Les témoins ont mentionné la menace nucléaire et le fait qu’elle semble avoir diminué, mais il existe une autre menace nucléaire, et il s’agit bien sûr de la centrale de Zaporizhzhia. L’AIEA y a dépêché des inspecteurs et le directeur général Grossi en a parlé. Au cours de la dernière année, il y a eu des creusages pour le moins inhabituels autour de la centrale. Les habitants du voisinage ont été évacués. Quelles sont les chances qu’il y ait un accident provoqué qui aurait des conséquences nucléaires pour la région et qui pourrait, en fait, être un point de bascule dans cette guerre?

M. Arel : Les chances ne sont pas nulles en raison de l’imprudence de l’armée russe qui a transformé la centrale électrique de Zaporizhzhia en base militaire. Les bombardements se poursuivent depuis le début, depuis le début de mars 2022. Nous ne cessons pas d’entendre qu’il s’en est fallu de peu, de très peu, et la centrale est mise hors réseau pour un moment et ils doivent s’employer de toute urgence à la rebrancher au réseau.
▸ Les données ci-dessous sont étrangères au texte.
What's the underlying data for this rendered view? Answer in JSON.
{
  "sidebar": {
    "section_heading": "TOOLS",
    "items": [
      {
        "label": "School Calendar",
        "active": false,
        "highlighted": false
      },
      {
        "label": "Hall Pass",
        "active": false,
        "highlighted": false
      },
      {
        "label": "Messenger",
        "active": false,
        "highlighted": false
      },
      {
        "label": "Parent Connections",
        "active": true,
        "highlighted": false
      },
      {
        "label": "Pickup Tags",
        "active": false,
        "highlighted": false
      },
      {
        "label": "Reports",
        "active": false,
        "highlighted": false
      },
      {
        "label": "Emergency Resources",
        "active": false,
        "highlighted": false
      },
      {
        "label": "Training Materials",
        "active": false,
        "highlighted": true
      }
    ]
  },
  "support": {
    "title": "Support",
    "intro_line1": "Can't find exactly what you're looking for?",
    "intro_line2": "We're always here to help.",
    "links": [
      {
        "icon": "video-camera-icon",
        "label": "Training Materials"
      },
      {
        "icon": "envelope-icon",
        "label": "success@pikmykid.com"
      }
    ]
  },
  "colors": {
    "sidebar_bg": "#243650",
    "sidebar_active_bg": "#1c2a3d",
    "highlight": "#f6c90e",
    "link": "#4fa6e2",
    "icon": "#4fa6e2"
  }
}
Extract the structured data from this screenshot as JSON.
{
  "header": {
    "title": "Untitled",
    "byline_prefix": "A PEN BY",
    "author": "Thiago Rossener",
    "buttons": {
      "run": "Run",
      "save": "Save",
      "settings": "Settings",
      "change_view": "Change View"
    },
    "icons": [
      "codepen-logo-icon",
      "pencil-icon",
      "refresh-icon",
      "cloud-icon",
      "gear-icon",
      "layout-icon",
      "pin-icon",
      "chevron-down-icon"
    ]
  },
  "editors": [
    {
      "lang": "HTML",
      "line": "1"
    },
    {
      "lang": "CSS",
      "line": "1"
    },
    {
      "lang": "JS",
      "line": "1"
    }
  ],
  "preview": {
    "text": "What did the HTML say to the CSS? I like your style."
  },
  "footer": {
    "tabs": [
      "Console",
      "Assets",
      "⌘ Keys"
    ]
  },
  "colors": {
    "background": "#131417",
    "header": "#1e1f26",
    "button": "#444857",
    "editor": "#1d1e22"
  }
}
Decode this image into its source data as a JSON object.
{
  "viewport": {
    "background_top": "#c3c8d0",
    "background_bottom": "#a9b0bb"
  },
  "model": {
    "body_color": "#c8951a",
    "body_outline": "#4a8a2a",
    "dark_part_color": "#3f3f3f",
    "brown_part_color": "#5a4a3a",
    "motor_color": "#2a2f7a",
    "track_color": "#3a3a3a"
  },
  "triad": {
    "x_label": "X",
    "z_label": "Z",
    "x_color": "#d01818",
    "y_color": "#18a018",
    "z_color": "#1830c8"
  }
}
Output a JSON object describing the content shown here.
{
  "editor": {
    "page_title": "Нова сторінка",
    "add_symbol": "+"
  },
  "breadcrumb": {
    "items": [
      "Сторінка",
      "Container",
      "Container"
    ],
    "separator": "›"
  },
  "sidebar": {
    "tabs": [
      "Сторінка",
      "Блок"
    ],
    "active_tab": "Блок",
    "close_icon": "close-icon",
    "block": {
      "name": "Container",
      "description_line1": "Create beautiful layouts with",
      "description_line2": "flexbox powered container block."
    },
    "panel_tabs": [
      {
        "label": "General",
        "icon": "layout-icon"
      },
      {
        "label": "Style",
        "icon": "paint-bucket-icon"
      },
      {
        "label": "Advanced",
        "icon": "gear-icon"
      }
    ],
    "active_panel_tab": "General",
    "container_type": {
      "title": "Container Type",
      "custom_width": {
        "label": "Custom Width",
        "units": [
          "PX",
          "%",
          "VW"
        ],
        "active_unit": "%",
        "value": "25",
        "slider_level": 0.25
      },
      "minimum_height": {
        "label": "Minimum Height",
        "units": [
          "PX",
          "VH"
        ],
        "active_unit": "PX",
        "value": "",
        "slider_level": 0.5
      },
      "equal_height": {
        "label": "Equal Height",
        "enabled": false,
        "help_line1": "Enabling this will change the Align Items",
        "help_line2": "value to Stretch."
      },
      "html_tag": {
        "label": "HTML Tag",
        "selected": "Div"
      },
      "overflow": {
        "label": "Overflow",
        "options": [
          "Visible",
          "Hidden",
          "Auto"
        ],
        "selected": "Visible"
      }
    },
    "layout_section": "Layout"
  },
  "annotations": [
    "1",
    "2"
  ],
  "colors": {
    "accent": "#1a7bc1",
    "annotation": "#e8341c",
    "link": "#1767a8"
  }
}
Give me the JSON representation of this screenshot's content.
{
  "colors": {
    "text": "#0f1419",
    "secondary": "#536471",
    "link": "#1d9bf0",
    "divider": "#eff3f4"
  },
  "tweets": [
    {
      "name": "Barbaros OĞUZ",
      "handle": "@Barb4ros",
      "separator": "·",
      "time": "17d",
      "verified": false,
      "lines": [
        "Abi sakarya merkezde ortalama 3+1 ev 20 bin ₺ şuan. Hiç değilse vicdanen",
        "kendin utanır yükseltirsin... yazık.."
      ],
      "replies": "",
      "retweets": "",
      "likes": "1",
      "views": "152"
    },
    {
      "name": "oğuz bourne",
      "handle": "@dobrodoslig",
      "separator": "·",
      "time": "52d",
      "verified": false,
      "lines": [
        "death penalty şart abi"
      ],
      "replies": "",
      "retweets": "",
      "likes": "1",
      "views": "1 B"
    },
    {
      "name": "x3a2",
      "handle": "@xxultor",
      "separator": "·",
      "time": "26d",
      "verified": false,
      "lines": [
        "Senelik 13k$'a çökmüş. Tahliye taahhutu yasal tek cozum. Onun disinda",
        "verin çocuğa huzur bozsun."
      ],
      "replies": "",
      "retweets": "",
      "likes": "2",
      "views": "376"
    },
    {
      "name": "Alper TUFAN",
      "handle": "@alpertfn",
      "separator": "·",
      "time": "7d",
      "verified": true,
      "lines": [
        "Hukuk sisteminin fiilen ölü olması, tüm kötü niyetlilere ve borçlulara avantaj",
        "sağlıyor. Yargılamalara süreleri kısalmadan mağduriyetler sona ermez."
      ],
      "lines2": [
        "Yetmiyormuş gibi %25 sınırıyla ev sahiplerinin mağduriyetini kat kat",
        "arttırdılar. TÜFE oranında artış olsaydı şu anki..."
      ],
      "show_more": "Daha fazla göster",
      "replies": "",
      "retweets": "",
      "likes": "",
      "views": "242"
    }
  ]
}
Un accident — non prémédité, car il ne serait certainement pas dans l’intérêt de la Russie d’avoir un incident nucléaire sur un territoire qu’elle prétend être éternellement le sien de toute façon, puisqu’il a été annexé.

La seule façon de résoudre ce problème est ce qui s’est passé à la centrale nucléaire de Tchernobyl : l’armée russe est partie. Les Russes en sont arrivés, au plan politique, à la conclusion qu’ils ne pouvaient pas gagner sur ce front et ils se sont donc retirés.

Si la contre-offensive réussit à reprendre Zaporizhzhia, en particulier, l’armée russe partira. Il ne s’agit pas de faire exploser la centrale et de contaminer non seulement la province, mais aussi la Russie voisine; cela n’arrivera pas. Toutefois, en attendant, c’est très dangereux.

Mme Popova : Oui, je suis d’accord. C’est dangereux, surtout parce qu’il y a la possibilité d’un accident plutôt que d’un sabotage prémédité. Le meilleur moyen de l’éviter est de couper le sud de Zaporizhzhia lors de la contre-offensive et forcer le retrait russe. Je pense que c’est possible, mais en attendant, le danger existe bel et bien.

Le président : Merci beaucoup. Nous allons passer au deuxième tour.

[Français]

La sénatrice Gerba : J’aimerais poser une question concernant l’Initiative céréalière de la mer Noire qui permet à de nombreux pays de recevoir des semences et d’être alimentés.

Elle a été renouvelée in extremis, comme on dit, pour 60 jours seulement, alors qu’on sait que depuis le début de cet accord, plus de 45 pays ont bénéficié de plus de 30 millions de tonnes de céréales.

Est-ce que vous êtes optimiste quant au renouvellement de l’accord, où en est-il rendu et que peut faire le Canada pour assurer la pérennité de cet accord au-delà des 60 jours?

[Traduction]

Mme Popova : Je suis optimiste à l’égard du renouvellement de cet accord. C’est en fait l’une des preuves que la Russie agit de manière rationnelle. Elle prend part à ces négociations et renouvellera probablement l’accord. Maintenant que le président turc Erdogan a été réélu, ce sont les mêmes acteurs qui sont impliqués. Je suis donc optimiste à l’égard du maintien de l’accord sur les céréales.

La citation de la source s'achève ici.